Cyberspazio: un non-luogo dove singoli individui e stati di piccole dimensioni possono svolgere un ruolo significativo con spese modeste, arrivando a surclassare superpotenze mondiali abituate a spadroneggiare negli altri domini di guerra. Un posto virtuale in cui non ha senso parlare di posizione bellica dominante ma, piuttosto, di capacità, conoscenza e tecnologia.
Essere all’avanguardia in campo informatico non sempre è un pregio: la forte dipendenza dalle tecnologie informatiche e delle telecomunicazioni rende intere nazioni molto più vulnerabili di altri paesi più arretrati. La distanza fisica è irrilevante, gli attacchi possono essere contemporaneamente devastanti e a buon mercato. Gli attaccanti sono sempre avvantaggiati rispetto ai difensori, sia perché spesso sfruttano vulnerabilità 0-day, sia perché Internet è da sempre progettata per essere veloce e di facile utilizzo a discapito della sicurezza.
11 settembre cibernetico?
Joseph S. Nye, ex assistente del Segretario alla Difesa USA, docente di Harvard e autore del libro “The Future of Power“, definisce la cyber war come “un’azione ostile nel cyberspazio i cui effetti eguagliano o amplificano una grave violenza fisica“. Ritiene anche che la cyber guerra, pur essendo attualmente solo una minaccia, sia comunque potenzialmente drammatica e devastante. Aggravata dal fatto che vi partecipano, oltre alle nazioni, anche hacktivisti, cyber criminali, cyber terroristi, cyber mercenari e altri attori minori.

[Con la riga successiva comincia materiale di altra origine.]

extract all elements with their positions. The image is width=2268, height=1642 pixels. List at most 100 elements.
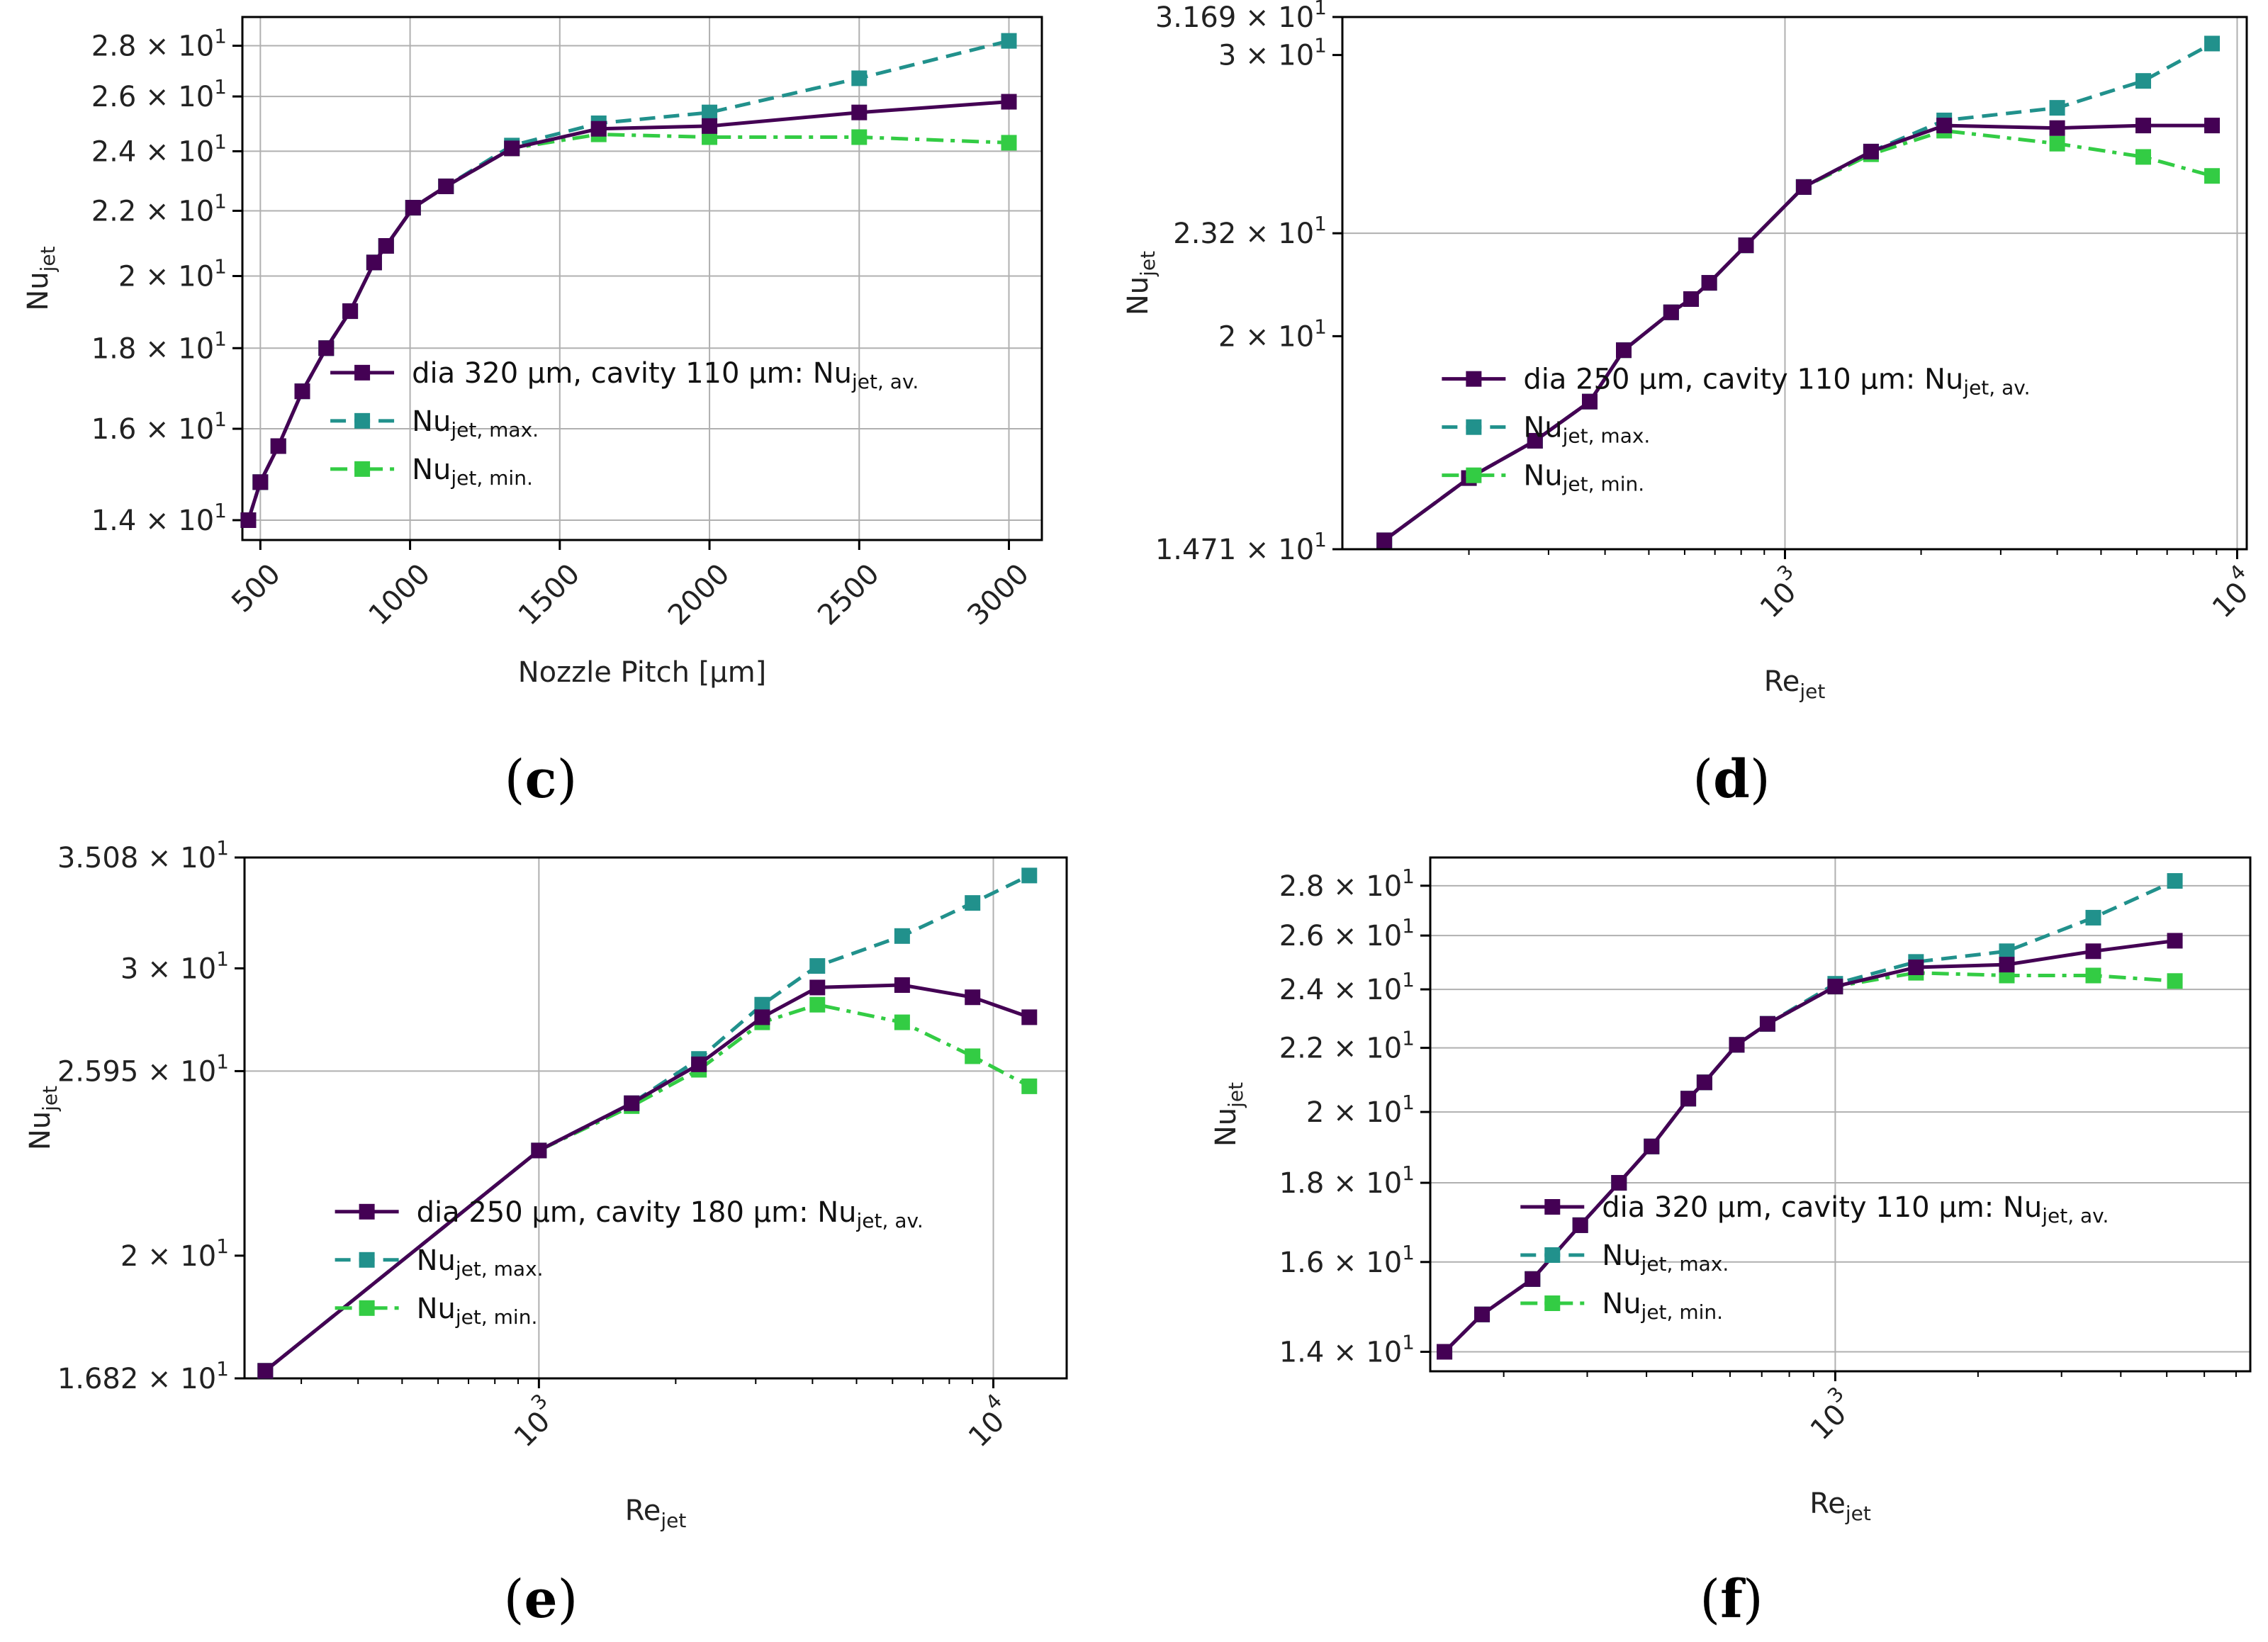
y-tick-label: 2.8 × 101	[1279, 865, 1415, 903]
data-point	[851, 129, 868, 145]
data-point	[2204, 168, 2221, 184]
data-point	[702, 104, 718, 120]
series-line	[247, 39, 1010, 521]
data-point	[2135, 149, 2152, 165]
data-point	[2049, 120, 2065, 136]
legend-entry: Nujet, max.	[1602, 1239, 1729, 1276]
y-tick-label: 2.6 × 101	[91, 75, 227, 113]
data-point	[1021, 1009, 1038, 1025]
data-point	[1581, 393, 1598, 410]
legend-marker	[1466, 467, 1482, 483]
y-tick-label: 2 × 101	[1218, 315, 1327, 353]
panel-label-f: (f)	[1700, 1569, 1763, 1630]
data-point	[624, 1095, 640, 1111]
data-point	[851, 70, 868, 86]
legend-marker	[354, 364, 371, 381]
y-tick-label: 1.471 × 101	[1155, 528, 1327, 566]
legend-entry: Nujet, max.	[417, 1244, 544, 1281]
data-point	[1729, 1037, 1745, 1053]
x-axis-label: Rejet	[1764, 665, 1826, 703]
grid	[1342, 17, 2247, 549]
y-tick-label: 2.6 × 101	[1279, 914, 1415, 952]
series-av	[240, 94, 1017, 529]
x-tick-label: 104	[955, 1389, 1020, 1453]
data-point	[366, 254, 382, 271]
data-point	[240, 512, 257, 529]
data-point	[2085, 909, 2101, 926]
x-tick-label: 103	[1747, 560, 1812, 624]
series-av	[257, 977, 1038, 1379]
data-point	[2167, 933, 2183, 949]
data-point	[1021, 1078, 1038, 1094]
legend-entry: Nujet, max.	[1523, 412, 1650, 448]
legend-marker	[359, 1203, 375, 1220]
series-line	[1443, 939, 2175, 1354]
y-tick-label: 2.2 × 101	[91, 189, 227, 227]
data-point	[270, 438, 286, 454]
data-point	[1738, 237, 1754, 254]
data-point	[318, 340, 335, 356]
legend-marker	[1544, 1199, 1561, 1215]
legend-entry: dia 250 µm, cavity 110 µm: Nujet, av.	[1523, 364, 2030, 400]
data-point	[1644, 1138, 1660, 1154]
series-line	[1443, 879, 2176, 1354]
legend-marker	[359, 1252, 375, 1268]
data-point	[294, 383, 310, 400]
data-point	[2085, 943, 2101, 960]
series-av	[1376, 118, 2221, 549]
data-point	[691, 1056, 707, 1072]
y-tick-label: 2.2 × 101	[1279, 1027, 1415, 1065]
axes-frame	[241, 16, 1043, 541]
data-point	[257, 1363, 274, 1379]
y-tick-label: 2 × 101	[120, 1235, 229, 1273]
data-point	[809, 979, 826, 996]
data-point	[2204, 118, 2221, 134]
data-point	[1795, 179, 1812, 195]
y-tick-label: 2 × 101	[1306, 1091, 1415, 1129]
data-point	[965, 989, 981, 1006]
legend-entry: dia 250 µm, cavity 180 µm: Nujet, av.	[417, 1196, 924, 1232]
panel-label-d: (d)	[1692, 749, 1770, 810]
data-point	[1527, 432, 1543, 449]
data-point	[809, 996, 826, 1013]
data-point	[1572, 1217, 1588, 1233]
y-tick-label: 2.4 × 101	[91, 130, 227, 168]
y-tick-label: 3.169 × 101	[1155, 0, 1327, 34]
chart-panel-f: 103 1.4 × 101 1.6 × 101 1.8 × 101 2 × 101 2.2…	[1210, 856, 2252, 1525]
data-point	[1908, 959, 1924, 975]
legend-marker	[354, 412, 371, 429]
legend: dia 320 µm, cavity 110 µm: Nujet, av. Nuj…	[330, 357, 919, 490]
x-axis-label: Rejet	[625, 1495, 687, 1532]
series-max	[1437, 873, 2183, 1360]
chart-panel-d: 103 104 1.471 × 101 2 × 101 2.32 × 101 3 × 10…	[1122, 0, 2255, 703]
legend-marker	[354, 461, 371, 477]
data-point	[2049, 135, 2065, 152]
data-point	[702, 118, 718, 134]
series-line	[1383, 42, 2213, 542]
data-point	[809, 958, 826, 974]
legend-entry: Nujet, max.	[412, 405, 539, 442]
legend-entry: Nujet, min.	[417, 1293, 538, 1329]
x-tick-label: 3000	[961, 558, 1035, 632]
data-point	[504, 140, 520, 157]
y-axis-label: Nujet	[24, 1086, 62, 1150]
y-axis-label: Nujet	[1210, 1082, 1247, 1147]
x-tick-label: 1000	[363, 558, 437, 632]
data-point	[1001, 94, 1017, 110]
data-point	[1474, 1306, 1491, 1322]
data-point	[894, 928, 910, 944]
data-point	[1701, 275, 1717, 291]
data-point	[1021, 867, 1038, 884]
legend-entry: Nujet, min.	[412, 454, 533, 490]
series-line	[247, 100, 1009, 521]
data-point	[1001, 135, 1017, 151]
legend-entry: dia 320 µm, cavity 110 µm: Nujet, av.	[412, 357, 919, 393]
data-point	[1663, 304, 1679, 320]
y-tick-label: 2.595 × 101	[57, 1050, 229, 1088]
data-point	[965, 1048, 981, 1064]
data-point	[1525, 1271, 1541, 1287]
data-point	[2085, 967, 2101, 984]
data-point	[1611, 1175, 1627, 1191]
y-axis-label: Nujet	[22, 246, 60, 310]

Alla già citata possibilità di una nuova Pearl Harbor cibernetica, Nye paventa l’avvento ancora più probabile di un nuovo “11 settembre informatico“. Non è facile prevedere se e cosa accadrà né con quali conseguenze, ma ciò che ormai è ampiamente dimostrato è l’elevatissima probabilità di successo e il rischio reale di generare spargimenti di sangue o decessi di massa. Sottovalutare queste evenienze è veramente da stolti, incoscienti e irresponsabili.
La complessità cibernetica è stata paragonata dall’ammiraglio Mike McConnell, ex direttore della National Intelligence USA, alla “proliferazione nucleare ma molto più facile“. Con la fondamentale differenza che nel cyberspazio non è possibile implementare alcuna politica di controllo degli armamenti né misure di smantellamento degli ordigni cibernetici.
La definizione di cyber-arma
L’avvocato Stefano Mele, professionista di sicurezza, cyber-terrorismo e cyber warfare, nel suo ottimo testo “Cyberweapons – Aspetti giuridici e strategici” definisce giuridicamente una cyber-arma (o cyberweapon) come “un’apparecchiatura, un dispositivo ovvero qualsiasi insieme di istruzioni informatiche dirette a danneggiare illecitamente un sistema informatico o telematico avente carattere di infrastruttura critica, le sue informazioni, i dati o i programmi in esso contenuti o ad esso pertinenti, ovvero di favorire l’interruzione, totale o parziale, o l’alterazione del suo funzionamento” sulla base dell’articolo 615-quinquies del Codice Penale.
Pur rispettando la definizione data dal collega, personalmente ritengo che il corretto punto di partenza sia la definizione di arma che ci fornisce l’articolo 585 del Codice Penale, ovvero “si definiscono armi tutti quegli strumenti la cui destinazione naturale è l’offesa alla persona“, pertanto definirei una cyber-arma come “un qualsiasi strumento informatico la cui destinazione finale è l’offesa alla persona attraverso il cyberspazio“.
Grazie a questa definizione sarebbe possibile adottare i concetti di “cyber-arma propria“, ovvero progettata e creata appositamente per offendere (es. worm come Stuxnet), e di “cyber-arma impropria“, ovvero strumenti informatici originariamente destinati ad altra funzione ma che possono essere usati come armi (es. programmi di diagnostica ed utilità che possono essere utilizzati, all’occorrenza, come strumenti di attacco informatico).